First, I started out as the Senate Secretary. But, going back to me being introverted and not speaking up enough, I wanted to be a part of something that would force me to speak out. I wanted people to ask me, ‘What do you think about this?’ I put myself in a situation where I no longer could be quiet anymore, I had to speak up. So, I did that last year and this year I got some really great feedback from people who were part of the Senate. They said, ‘Hey, you should run for Senate President. I think you’re gonna do great.’ For a while I was hesitant because I didn’t know what to expect. But it has been great and I can tell I've grown a lot! 

Sylvester swearing in new Student Senate member, Gabriel

Finally, what is your Commencement speech about?
I'm trying to make the theme of my speech, ‘Be the person that you once needed.’ Around Christmas time last year, I had a lot of time on my hands and I was reflecting on my journey.

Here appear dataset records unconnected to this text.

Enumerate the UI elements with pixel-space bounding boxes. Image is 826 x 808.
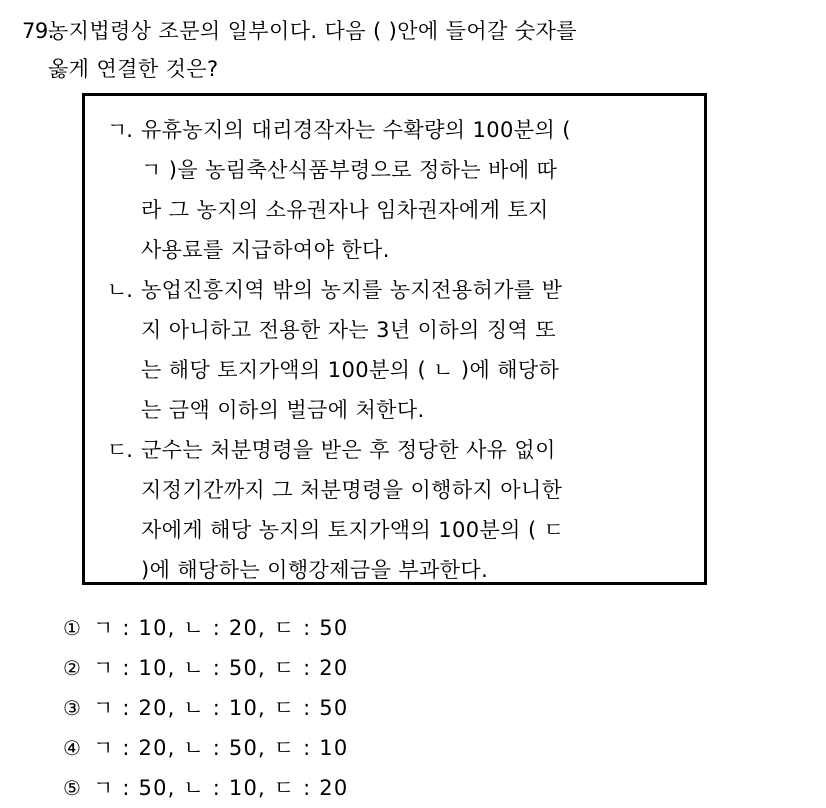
question-number: 79.: [22, 19, 54, 43]
clause-marker-nieun: ㄴ.: [107, 278, 132, 302]
clause-marker-digeut: ㄷ.: [107, 438, 132, 462]
question-line-2: [22, 50, 812, 88]
clause-nieun-text-2: 지 아니하고 전용한 자는 3년 이하의 징역 또: [141, 318, 556, 342]
clause-giyeok-line-4: [107, 230, 690, 270]
answer-choice-1[interactable]: [63, 608, 763, 648]
question-text-line-2: 옳게 연결한 것은?: [48, 57, 219, 81]
choice-text-3: ㄱ : 20, ㄴ : 10, ㄷ : 50: [93, 696, 349, 720]
choice-text-2: ㄱ : 10, ㄴ : 50, ㄷ : 20: [93, 656, 349, 680]
clause-nieun-line-3: [107, 350, 690, 390]
clause-nieun-text-3: 는 해당 토지가액의 100분의 ( ㄴ )에 해당하: [141, 358, 560, 382]
question-line-1: [22, 12, 812, 50]
choice-marker-5: ⑤: [63, 776, 81, 800]
clause-digeut-line-1: [107, 430, 690, 470]
clause-digeut-line-3: [107, 510, 690, 550]
clause-digeut-line-2: [107, 470, 690, 510]
answer-choice-3[interactable]: [63, 688, 763, 728]
clause-digeut-line-4: [107, 550, 690, 590]
answer-choice-2[interactable]: [63, 648, 763, 688]
clause-marker-giyeok: ㄱ.: [107, 118, 132, 142]
clause-giyeok-text-1: 유휴농지의 대리경작자는 수확량의 100분의 (: [141, 118, 571, 142]
clause-nieun-text-1: 농업진흥지역 밖의 농지를 농지전용허가를 받: [141, 278, 563, 302]
choice-text-1: ㄱ : 10, ㄴ : 20, ㄷ : 50: [93, 616, 349, 640]
choice-text-4: ㄱ : 20, ㄴ : 50, ㄷ : 10: [93, 736, 349, 760]
clause-giyeok-text-4: 사용료를 지급하여야 한다.: [141, 238, 390, 262]
clause-giyeok-text-3: 라 그 농지의 소유권자나 임차권자에게 토지: [141, 198, 549, 222]
choice-text-5: ㄱ : 50, ㄴ : 10, ㄷ : 20: [93, 776, 349, 800]
clause-nieun: [107, 270, 690, 430]
choice-marker-4: ④: [63, 736, 81, 760]
clause-nieun-line-2: [107, 310, 690, 350]
clause-digeut-text-1: 군수는 처분명령을 받은 후 정당한 사유 없이: [141, 438, 556, 462]
clause-giyeok-line-1: [107, 110, 690, 150]
clause-digeut-text-3: 자에게 해당 농지의 토지가액의 100분의 ( ㄷ: [141, 518, 565, 542]
clause-nieun-text-4: 는 금액 이하의 벌금에 처한다.: [141, 398, 425, 422]
clause-giyeok-line-3: [107, 190, 690, 230]
answer-choice-list: [63, 608, 763, 808]
clause-digeut: [107, 430, 690, 590]
clause-giyeok-text-2: ㄱ )을 농림축산식품부령으로 정하는 바에 따: [141, 158, 558, 182]
question-text-line-1: 농지법령상 조문의 일부이다. 다음 ( )안에 들어갈 숫자를: [48, 19, 577, 43]
statute-excerpt-box: [82, 93, 707, 585]
statute-excerpt-content: [85, 96, 704, 590]
answer-choice-5[interactable]: [63, 768, 763, 808]
clause-nieun-line-1: [107, 270, 690, 310]
choice-marker-3: ③: [63, 696, 81, 720]
answer-choice-4[interactable]: [63, 728, 763, 768]
clause-nieun-line-4: [107, 390, 690, 430]
question-stem: [22, 12, 812, 88]
clause-giyeok: [107, 110, 690, 270]
choice-marker-2: ②: [63, 656, 81, 680]
clause-digeut-text-4: )에 해당하는 이행강제금을 부과한다.: [141, 558, 489, 582]
choice-marker-1: ①: [63, 616, 81, 640]
clause-digeut-text-2: 지정기간까지 그 처분명령을 이행하지 아니한: [141, 478, 563, 502]
clause-giyeok-line-2: [107, 150, 690, 190]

I was thinking about how back in high school, the Schreifel’s were really the people I needed in my life/high school journey and they directed me in the right path. And, coming to NHCC and meeting Paulette… she prepared me and gave me an opportunity for growth. So, my hope is that at graduation, if there's one thing people walk away with, it's to be a person that you wanted know. In retrospect just ask yourself: how can I reflect on my journey and my stories to become that person that I needed in the past? If there was someone who helped you financially, or maybe a helpful tutor you met when you were struggling with calculus. My speech is about reflecting on those people and giving thanks for them. I am still nervous about this speech, even though most people would probably think I’m not. But I overthink public speaking a lot! I also learned that the other students who were in consideration to give this speech and for the most part, all the previous graduation speakers had all taken public speaking class. I'm the one outlier! But yeah, it'll be fun. My plan is for everyone to feel a part of the speech and for everyone to be able to say, ‘Yeah, I can reflect on that.’ ‘I can imagine myself being that person,’ or ‘Yeah, I have a story that connects to what he said.’